Like any keyboard ranter, I regularly have a metaphorical sharpener at Hitch's Bar. Christopher Hitchens is always satisfying, often inspiring, frequently amusing and for many, essential reading. More recently, thanks to the workers' paradise that is YouTube, he's become the downloader's master pundit, debater and scourge of fighty interviewers of all media.
The fact that his enemies so often fall into one, or both, of two caricatures - the hurt lover or bewildered centre back - makes him all the more entertaining. Throw in poetic offence, delivered with an actor's voice employed with the effect of a kidney dagger, and it's no wonder Hitchens (major) sells out any hall with his name on the bill.
He was on good form at The Garrick this week, where a half pint of diluted malt failed to compromise an hour's eloquence on the evil of religion to a packed house of the faithless.
He was, understandably, on a roll. Three weeks earlier - just as the 'god is not Great' tour shed is godless shadow over the deep South - the almighty chose to smite down Jerry Falwell, prompting the networks to offer Hitchens his finest hour; the opportunity to broadcast a Falwell obituary that resembled disco fever, and simultaneous prime time promotion of his anti-theist masterwork. The timing must have confused the great sage as to whether there really was a God, Kharma or Kismet. Or maybe Old Nick was repaying him for his pro bono work as his 'advocate' in the case of Mother Teresa. Either way, seldom has Kismet presented a more deliciously ironic opportunity and Hitchens seized it with both hands as he savaged Falwell's legacy on CNN. The following night he was bacj for more as he savaged Fox TV's Sean Hannity - himself a believer and Falwell apologist. The contrarian is nothing if not an opportunist
http://www.youtube.com/watch?v=_IDfKKWBEZk
Having been loathed by anti-war liberals for the ultimate apostasy of mutating from leftist poster boy to Gulf War Standard Bearer, suddenly Hitchens was top of the best seller list and darling of hitherto silent atheists everywhere. In a relay of fiercely argued, anti-religion best sellers, the baton has been passed from Sam Harris to Daniel Dennett to Richard Dawkins and now to Hitchens in the anchor role, his lunching of religion widely 'praised' and flying off the shelves in a godless reaction to America's unseemly lurch towards unfettered religiosity.
For those liberals who supported the Iraqi campaign and Hitchens' lonely arguments for the liberation, it has been a welcome respite from the tedious squabbling with those from the left for whom the word solidarity has been sadly erased from their collective conscience.
And then, in a response to our guilty pleasure at the incarceration of Paris Hilton, a sort of deliverance from our own hopeless obsessions, who should improbably and perversely defend the indefensible? Step forward the not so young contrarian.

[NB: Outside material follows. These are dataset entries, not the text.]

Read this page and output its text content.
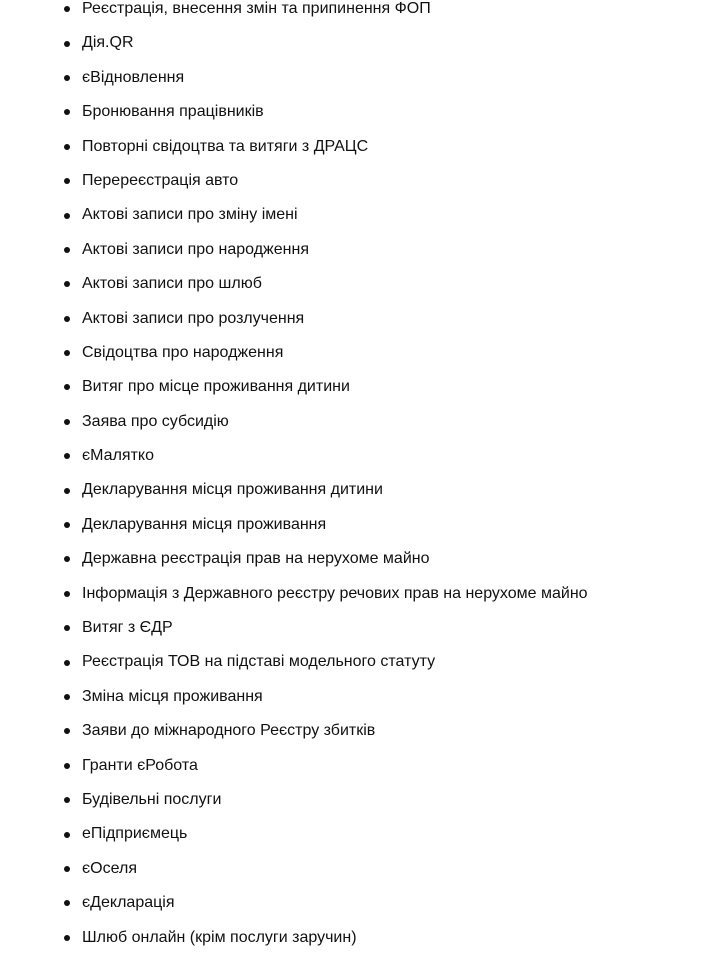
Реєстрація, внесення змін та припинення ФОП
Дія.QR
єВідновлення
Бронювання працівників
Повторні свідоцтва та витяги з ДРАЦС
Перереєстрація авто
Актові записи про зміну імені
Актові записи про народження
Актові записи про шлюб
Актові записи про розлучення
Свідоцтва про народження
Витяг про місце проживання дитини
Заява про субсидію
єМалятко
Декларування місця проживання дитини
Декларування місця проживання
Державна реєстрація прав на нерухоме майно
Інформація з Державного реєстру речових прав на нерухоме майно
Витяг з ЄДР
Реєстрація ТОВ на підставі модельного статуту
Зміна місця проживання
Заяви до міжнародного Реєстру збитків
Гранти єРобота
Будівельні послуги
еПідприємець
єОселя
єДекларація
Шлюб онлайн (крім послуги заручин)
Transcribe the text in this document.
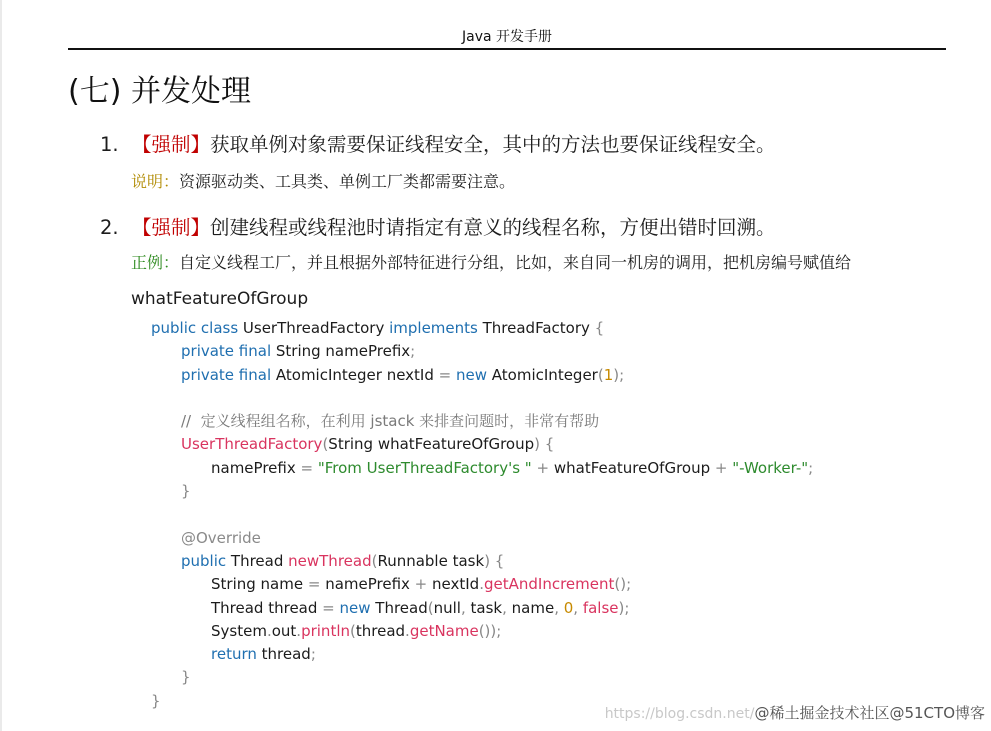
Java 开发手册
(七) 并发处理
1. 【强制】获取单例对象需要保证线程安全，其中的方法也要保证线程安全。
说明：资源驱动类、工具类、单例工厂类都需要注意。
2. 【强制】创建线程或线程池时请指定有意义的线程名称，方便出错时回溯。
正例：自定义线程工厂，并且根据外部特征进行分组，比如，来自同一机房的调用，把机房编号赋值给
whatFeatureOfGroup
public class UserThreadFactory implements ThreadFactory {
private final String namePrefix;
private final AtomicInteger nextId = new AtomicInteger(1);

//  定义线程组名称，在利用 jstack 来排查问题时，非常有帮助
UserThreadFactory(String whatFeatureOfGroup) {
namePrefix = "From UserThreadFactory's " + whatFeatureOfGroup + "-Worker-";
}

@Override
public Thread newThread(Runnable task) {
String name = namePrefix + nextId.getAndIncrement();
Thread thread = new Thread(null, task, name, 0, false);
System.out.println(thread.getName());
return thread;
}
}
https://blog.csdn.net/@稀土掘金技术社区@51CTO博客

Hitchens' odd 'defence' of Paris Hilton (http://www.slate.com:80/id/2168128/fr/flyout) is more an attack on the genuine schadenfreude in the face of a widely welcome reality check. Indeed, never was apparent injustice so deserved in the eyes of the hoi polloi. It escaped no one that she was hoisted by her own petard. A gentle spell inside was a fair price for La Hilton's relentless drive to subvert the youth of the world.
In this instance, however, Hitch is uniquely out of touch. In dipping his immaculately styled pen into the mire of celebrity sleaze, he oddly misses the point. He was, as ever, on the mark about the sex tapes, ('I could almost have believed that she was drugged.') the Kingsley Amis reference (even as he wanted a certain spectacle to go on, he also wanted it to stop) was au point, but his portrait of her as a victim of the vindictive was disingenuous, and betrays a bizarre sympathy, and a distance gifted to those of higher pursuits from the reality beneath. Whatever slings and arrows he suffered for bravely following a point of principal that, for many, cast him as traitor, Hitchens' scourge is in no way eqitable to the relentless hold this pointless woman has over the mass media in general, and female youth culture in particular. If controversy was his intention, it was a poor afternoon's work.
Ultimately Paris Hilton was as guilty as any rich and powerful person who believes themselves above the law, and it has been obvious to all that the evidence clearly showed signs of this. Wonderful as his barracking on FoxTV of creepy Christian republican Ralph Reed was, there was little difference between the arrogance of Reed's friend, convicted fraudster, Jack Abramoff and that of Paris Hilton.
But, oddly, in his support of Paris, Hitch seemed completely unaware that in the modern celebrity age, a modest downfall offers unlimited opportunity. Perversely, Christopher has ignored Paris' hilariously brassy discovery of god and her cell-bound transubstantiation into Mother Teresa. Depressingly, the world still awaits St Paris of West Hollywood.
At risk of over-egging the irony pudding, if Hitch needs any evidence that bad behaviour begets great opportunity, he need look no further than his own disgraced ex-editor, and now fledgling US superstar, the truly grotesque, but apparently irresistible, Piers Morgan.